A couple of days ago my friend, Amy, sent me a funny email with the subject line "Wonderful New Jewish Words." Pretty funny stuff. The second entry is:
Torahfied (n.) Inability to remember one's lines when called to read from the Torah at one's Bar or Bat Mitzvah (or from the Hagadah at Passover).

While I'm not about to celebrate my Bar Mitzvah, I can identify with the terror that washes over a person when they are called to make a public profession of spirituality... assuming personal responsibility for commitment to live into the traditions, customs, and practices of faith. This is where I should stop and offer a disclaimer: this is not my first time around the block of faith-wrestling; I have struggled with religion for most of my life... not the methods or philosophy, but rather, which methods and which philosophy. I guess this is the part of the baggage that comes with being a preacher's kid. Yep, I'm one of that particularly problematic breed of trouble-makers that was raised to shut-up and do what he was told (and believe what he was told), but has spent a lifetime doing nothing but asking questions and blazing a new set of trails. 

So, I was told recently (by a rabbi, of course) that questions are good; that questions, in fact, are the very heart of spiritual practice. Knowing about the Jewish tolerance - nay, celebration! - of opinionatedness, I was still, nevertheless, surprised to hear such encouragement from the mouth of a respected religious leader. It's not, after all, the reception that I had received growing up.

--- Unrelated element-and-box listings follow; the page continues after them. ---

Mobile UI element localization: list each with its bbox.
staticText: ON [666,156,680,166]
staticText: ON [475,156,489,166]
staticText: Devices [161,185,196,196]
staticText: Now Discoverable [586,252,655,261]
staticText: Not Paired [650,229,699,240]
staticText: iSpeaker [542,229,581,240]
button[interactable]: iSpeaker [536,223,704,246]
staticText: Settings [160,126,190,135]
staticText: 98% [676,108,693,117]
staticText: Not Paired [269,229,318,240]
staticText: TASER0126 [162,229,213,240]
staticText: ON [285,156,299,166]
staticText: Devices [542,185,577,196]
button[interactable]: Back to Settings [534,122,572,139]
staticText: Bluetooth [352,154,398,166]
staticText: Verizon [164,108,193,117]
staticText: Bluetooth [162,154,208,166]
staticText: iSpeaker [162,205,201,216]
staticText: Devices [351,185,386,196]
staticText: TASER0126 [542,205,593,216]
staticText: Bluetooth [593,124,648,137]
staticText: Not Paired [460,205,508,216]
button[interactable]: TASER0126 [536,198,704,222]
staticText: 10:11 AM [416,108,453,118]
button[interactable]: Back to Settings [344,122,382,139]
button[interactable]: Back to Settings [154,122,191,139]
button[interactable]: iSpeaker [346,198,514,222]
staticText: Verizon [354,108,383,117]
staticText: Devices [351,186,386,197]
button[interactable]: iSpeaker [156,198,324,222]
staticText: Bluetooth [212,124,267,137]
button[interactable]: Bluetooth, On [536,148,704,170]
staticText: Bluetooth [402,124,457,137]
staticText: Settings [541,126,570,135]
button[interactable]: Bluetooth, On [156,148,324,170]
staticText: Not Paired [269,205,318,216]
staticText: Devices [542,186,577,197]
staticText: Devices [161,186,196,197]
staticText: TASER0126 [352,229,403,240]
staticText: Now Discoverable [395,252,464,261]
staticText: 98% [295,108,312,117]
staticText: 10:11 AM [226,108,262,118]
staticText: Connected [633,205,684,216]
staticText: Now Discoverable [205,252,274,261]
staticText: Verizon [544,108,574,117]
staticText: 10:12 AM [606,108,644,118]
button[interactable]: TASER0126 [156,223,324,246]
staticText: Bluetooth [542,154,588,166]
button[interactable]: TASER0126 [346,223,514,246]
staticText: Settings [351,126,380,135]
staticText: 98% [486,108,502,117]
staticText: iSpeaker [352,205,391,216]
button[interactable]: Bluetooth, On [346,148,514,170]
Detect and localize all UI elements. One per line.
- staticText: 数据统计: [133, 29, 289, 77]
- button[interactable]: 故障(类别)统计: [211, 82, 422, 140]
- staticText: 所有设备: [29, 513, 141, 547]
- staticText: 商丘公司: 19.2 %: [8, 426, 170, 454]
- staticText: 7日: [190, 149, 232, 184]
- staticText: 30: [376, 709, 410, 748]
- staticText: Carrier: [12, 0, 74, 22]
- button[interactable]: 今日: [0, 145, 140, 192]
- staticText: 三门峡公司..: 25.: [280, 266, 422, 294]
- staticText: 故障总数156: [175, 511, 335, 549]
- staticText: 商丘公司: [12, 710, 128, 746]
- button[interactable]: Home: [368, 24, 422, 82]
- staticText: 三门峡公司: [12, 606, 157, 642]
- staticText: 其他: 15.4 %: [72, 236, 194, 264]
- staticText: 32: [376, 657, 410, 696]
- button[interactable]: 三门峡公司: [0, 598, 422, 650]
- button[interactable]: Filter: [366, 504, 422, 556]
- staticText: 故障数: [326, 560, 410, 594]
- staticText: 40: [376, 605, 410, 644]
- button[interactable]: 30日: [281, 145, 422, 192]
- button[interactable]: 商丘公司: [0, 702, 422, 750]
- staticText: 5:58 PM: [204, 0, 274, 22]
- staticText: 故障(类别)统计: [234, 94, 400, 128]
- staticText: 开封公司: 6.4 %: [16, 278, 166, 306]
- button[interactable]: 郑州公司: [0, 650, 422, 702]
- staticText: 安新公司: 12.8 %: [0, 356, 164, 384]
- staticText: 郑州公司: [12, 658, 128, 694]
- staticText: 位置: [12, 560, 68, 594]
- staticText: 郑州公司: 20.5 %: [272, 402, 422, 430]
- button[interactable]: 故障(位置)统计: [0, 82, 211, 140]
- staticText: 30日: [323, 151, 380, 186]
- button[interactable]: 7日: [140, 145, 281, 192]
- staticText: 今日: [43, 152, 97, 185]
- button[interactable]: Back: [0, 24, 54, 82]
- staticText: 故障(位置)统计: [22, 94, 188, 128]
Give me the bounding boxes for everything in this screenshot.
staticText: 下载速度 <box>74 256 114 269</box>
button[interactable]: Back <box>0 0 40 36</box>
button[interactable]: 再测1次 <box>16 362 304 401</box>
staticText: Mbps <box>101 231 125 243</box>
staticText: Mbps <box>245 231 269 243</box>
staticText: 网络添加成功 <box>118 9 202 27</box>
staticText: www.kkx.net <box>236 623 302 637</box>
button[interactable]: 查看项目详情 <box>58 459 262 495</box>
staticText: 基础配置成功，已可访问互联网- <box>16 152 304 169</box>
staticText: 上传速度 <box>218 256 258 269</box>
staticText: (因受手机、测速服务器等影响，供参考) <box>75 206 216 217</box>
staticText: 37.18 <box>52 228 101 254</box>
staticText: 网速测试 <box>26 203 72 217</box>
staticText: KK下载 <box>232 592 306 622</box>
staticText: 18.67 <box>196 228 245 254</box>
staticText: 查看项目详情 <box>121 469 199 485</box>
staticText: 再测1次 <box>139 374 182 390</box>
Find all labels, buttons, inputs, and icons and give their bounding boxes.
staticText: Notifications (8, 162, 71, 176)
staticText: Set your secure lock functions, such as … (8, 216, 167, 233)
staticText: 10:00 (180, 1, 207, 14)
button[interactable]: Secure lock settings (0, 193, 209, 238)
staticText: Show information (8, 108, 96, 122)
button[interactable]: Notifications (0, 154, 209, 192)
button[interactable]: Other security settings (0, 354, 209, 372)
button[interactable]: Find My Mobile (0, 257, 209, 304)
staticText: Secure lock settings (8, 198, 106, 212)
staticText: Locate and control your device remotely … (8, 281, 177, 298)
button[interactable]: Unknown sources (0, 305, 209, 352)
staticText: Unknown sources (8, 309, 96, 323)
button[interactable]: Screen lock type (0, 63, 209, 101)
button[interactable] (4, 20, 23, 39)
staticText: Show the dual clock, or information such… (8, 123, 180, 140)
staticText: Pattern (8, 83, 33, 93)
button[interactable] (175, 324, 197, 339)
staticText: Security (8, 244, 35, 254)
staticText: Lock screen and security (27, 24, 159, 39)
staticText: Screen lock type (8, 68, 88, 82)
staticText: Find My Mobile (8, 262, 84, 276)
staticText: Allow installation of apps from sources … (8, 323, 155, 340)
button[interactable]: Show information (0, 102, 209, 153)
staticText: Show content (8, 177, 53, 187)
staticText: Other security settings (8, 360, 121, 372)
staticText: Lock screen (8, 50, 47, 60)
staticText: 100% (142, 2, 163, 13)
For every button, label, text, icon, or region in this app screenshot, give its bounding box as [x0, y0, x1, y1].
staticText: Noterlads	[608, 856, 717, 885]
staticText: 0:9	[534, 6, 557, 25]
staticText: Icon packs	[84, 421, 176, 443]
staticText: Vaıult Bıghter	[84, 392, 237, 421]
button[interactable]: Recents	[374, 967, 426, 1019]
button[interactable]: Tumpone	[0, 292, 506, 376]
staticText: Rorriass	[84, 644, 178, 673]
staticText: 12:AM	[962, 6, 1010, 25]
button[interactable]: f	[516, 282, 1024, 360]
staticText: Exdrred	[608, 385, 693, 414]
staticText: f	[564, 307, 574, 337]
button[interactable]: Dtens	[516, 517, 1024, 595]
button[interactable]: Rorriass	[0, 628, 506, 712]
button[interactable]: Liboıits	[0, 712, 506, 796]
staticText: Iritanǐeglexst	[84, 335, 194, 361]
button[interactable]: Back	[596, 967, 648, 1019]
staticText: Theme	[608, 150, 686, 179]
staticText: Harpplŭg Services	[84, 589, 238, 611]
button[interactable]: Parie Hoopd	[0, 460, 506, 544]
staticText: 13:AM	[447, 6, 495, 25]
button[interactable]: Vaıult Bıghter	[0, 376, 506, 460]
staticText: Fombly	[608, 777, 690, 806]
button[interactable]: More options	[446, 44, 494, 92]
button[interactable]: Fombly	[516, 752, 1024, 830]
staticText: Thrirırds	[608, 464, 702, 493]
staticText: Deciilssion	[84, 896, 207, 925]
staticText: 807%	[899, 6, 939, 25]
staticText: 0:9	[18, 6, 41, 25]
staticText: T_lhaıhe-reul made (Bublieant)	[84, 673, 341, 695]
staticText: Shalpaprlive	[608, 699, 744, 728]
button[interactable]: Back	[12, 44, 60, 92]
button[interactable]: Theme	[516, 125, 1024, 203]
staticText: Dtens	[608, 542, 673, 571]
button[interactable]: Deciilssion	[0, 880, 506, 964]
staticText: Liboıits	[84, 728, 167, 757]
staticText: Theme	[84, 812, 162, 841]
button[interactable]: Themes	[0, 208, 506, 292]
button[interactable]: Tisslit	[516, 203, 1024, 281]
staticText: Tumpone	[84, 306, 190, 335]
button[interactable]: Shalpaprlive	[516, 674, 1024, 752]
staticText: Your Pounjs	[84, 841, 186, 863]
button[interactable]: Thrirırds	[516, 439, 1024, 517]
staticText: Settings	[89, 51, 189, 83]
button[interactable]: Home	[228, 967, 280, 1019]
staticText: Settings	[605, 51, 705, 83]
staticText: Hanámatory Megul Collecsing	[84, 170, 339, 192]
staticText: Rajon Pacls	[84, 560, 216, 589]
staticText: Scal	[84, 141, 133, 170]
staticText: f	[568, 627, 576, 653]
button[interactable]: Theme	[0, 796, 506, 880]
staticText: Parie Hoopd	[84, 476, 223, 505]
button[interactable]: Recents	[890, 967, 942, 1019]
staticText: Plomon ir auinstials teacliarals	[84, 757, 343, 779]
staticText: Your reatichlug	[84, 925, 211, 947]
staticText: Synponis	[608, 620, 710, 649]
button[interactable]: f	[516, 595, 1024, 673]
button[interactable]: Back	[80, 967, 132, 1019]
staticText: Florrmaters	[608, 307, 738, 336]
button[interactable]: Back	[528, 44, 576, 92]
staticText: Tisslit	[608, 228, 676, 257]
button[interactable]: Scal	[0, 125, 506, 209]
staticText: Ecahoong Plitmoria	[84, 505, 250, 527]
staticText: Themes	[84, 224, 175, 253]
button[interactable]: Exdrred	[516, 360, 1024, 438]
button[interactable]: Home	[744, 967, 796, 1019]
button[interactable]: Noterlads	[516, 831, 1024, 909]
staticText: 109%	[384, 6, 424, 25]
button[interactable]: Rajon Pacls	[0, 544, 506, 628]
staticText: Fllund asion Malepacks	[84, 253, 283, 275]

And now, here I am... sitting on the edge of a cliff, my legs dangling over, teasing the chasm of unfamiliarity. I started out just wanting to brush up on my Hebrew so grad school won't be such a headache (that's a discussion for another time). But, just a few short weeks into my experience since I visited my first ever Shabbat service at a local synagogue and I am already having to fight back the urge to throw myself completely into the whirlwind called conversion. The services are in Hebrew, the prayerbook is unfathomable, I can't get the kippa to stay on my head without sliding off, and I feel like everyone - E-VER-Y-ONE - is looking at me stumble my way through the prayers thinking to themselves "...get a load of this poser." Wow. Torahfied is right.

Maybe you'll want to follow along on my little journey into the world of Judaism. I'm not exactly sure about the destination. But I can guarantee it'll be interesting (if not a bit humiliating for me) to watch me flail about in this alien-but-strangely-familiar landscape.